Created attachment 1591523 [details] must-gather failure log (number 1) Description of problem: The cascading processes started by the command `oc adm must-gather` time out after an hour. This becomes a problem for clusters which have been up and running for more than 30 days as the volume of logs between the API server, audit-logs, notes, etc take too much time to process. Version-Release number of selected component (if applicable): Client Version: version.Info{Major:"4", Minor:"1+", GitVersion:"v4.1.4-201906271212+6b97d85-dirty", GitCommit:"6b97d85", GitTreeState:"dirty", BuildDate:"2019-06-27T18:11:21Z", GoVersion:"go1.11.6", Compiler:"gc", Platform:"linux/amd64"} Server Version: version.Info{Major:"1", Minor:"13+", GitVersion:"v1.13.4+c62ce01", GitCommit:"c62ce01", GitTreeState:"clean", BuildDate:"2019-06-27T18:14:14Z", GoVersion:"go1.11.6", Compiler:"gc", Platform:"linux/amd64"} This is for cluster id 0d3a3386-76c4-4ee2-ad97-b9cf45d10d64 Attached are two failure logs.
Created attachment 1591524 [details] second must gather failure log second must gather failure log
Some notes from browsing the logs: • Elaspsed time: 60 minutes 41 seconds. • Never got to collecting audit or service logs. • This message appears 27 times: round_tripper.go:58] CancelRequest not implemented by *rest.tokenSourceTransport and seems to be responsible for 37 out of the 60 minutes that elapsed in the log.

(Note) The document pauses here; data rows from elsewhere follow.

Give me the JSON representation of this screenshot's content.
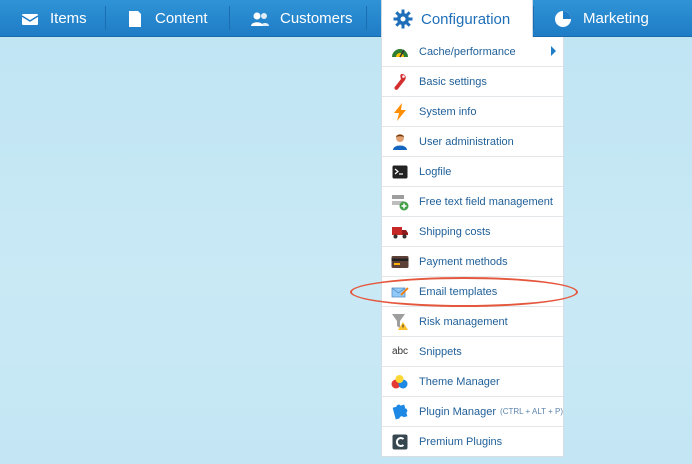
{
  "topnav": {
    "items": [
      {
        "label": "Items",
        "icon": "items-icon"
      },
      {
        "label": "Content",
        "icon": "content-icon"
      },
      {
        "label": "Customers",
        "icon": "customers-icon"
      },
      {
        "label": "Configuration",
        "icon": "gear-icon"
      },
      {
        "label": "Marketing",
        "icon": "pie-chart-icon"
      }
    ]
  },
  "menu": {
    "items": [
      {
        "label": "Cache/performance",
        "icon": "speedometer-icon"
      },
      {
        "label": "Basic settings",
        "icon": "wrench-icon"
      },
      {
        "label": "System info",
        "icon": "lightning-icon"
      },
      {
        "label": "User administration",
        "icon": "user-icon"
      },
      {
        "label": "Logfile",
        "icon": "terminal-icon"
      },
      {
        "label": "Free text field management",
        "icon": "add-field-icon"
      },
      {
        "label": "Shipping costs",
        "icon": "truck-icon"
      },
      {
        "label": "Payment methods",
        "icon": "credit-card-icon"
      },
      {
        "label": "Email templates",
        "icon": "email-template-icon"
      },
      {
        "label": "Risk management",
        "icon": "filter-warning-icon"
      },
      {
        "label": "Snippets",
        "icon": "abc-icon"
      },
      {
        "label": "Theme Manager",
        "icon": "paint-drops-icon"
      },
      {
        "label": "Plugin Manager",
        "hint": "(CTRL + ALT + P)",
        "icon": "puzzle-icon"
      },
      {
        "label": "Premium Plugins",
        "icon": "premium-plugins-icon"
      }
    ]
  },
  "colors": {
    "topbar": "#2088cf",
    "menu_text": "#1f5f98",
    "highlight": "#e5573d"
  }
}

There is an open upstream PR that would help by making the tokenSourceTransport cancelable: https://github.com/kubernetes/kubernetes/pull/71757
There conducts an OCP 4.2 Deferred Bugs Review from PE and OK. Comment for this bug: without a working must-gather, once customer cluster hits serious issues, would be hard to be debugged by Engineering
Created jira RFE, closing.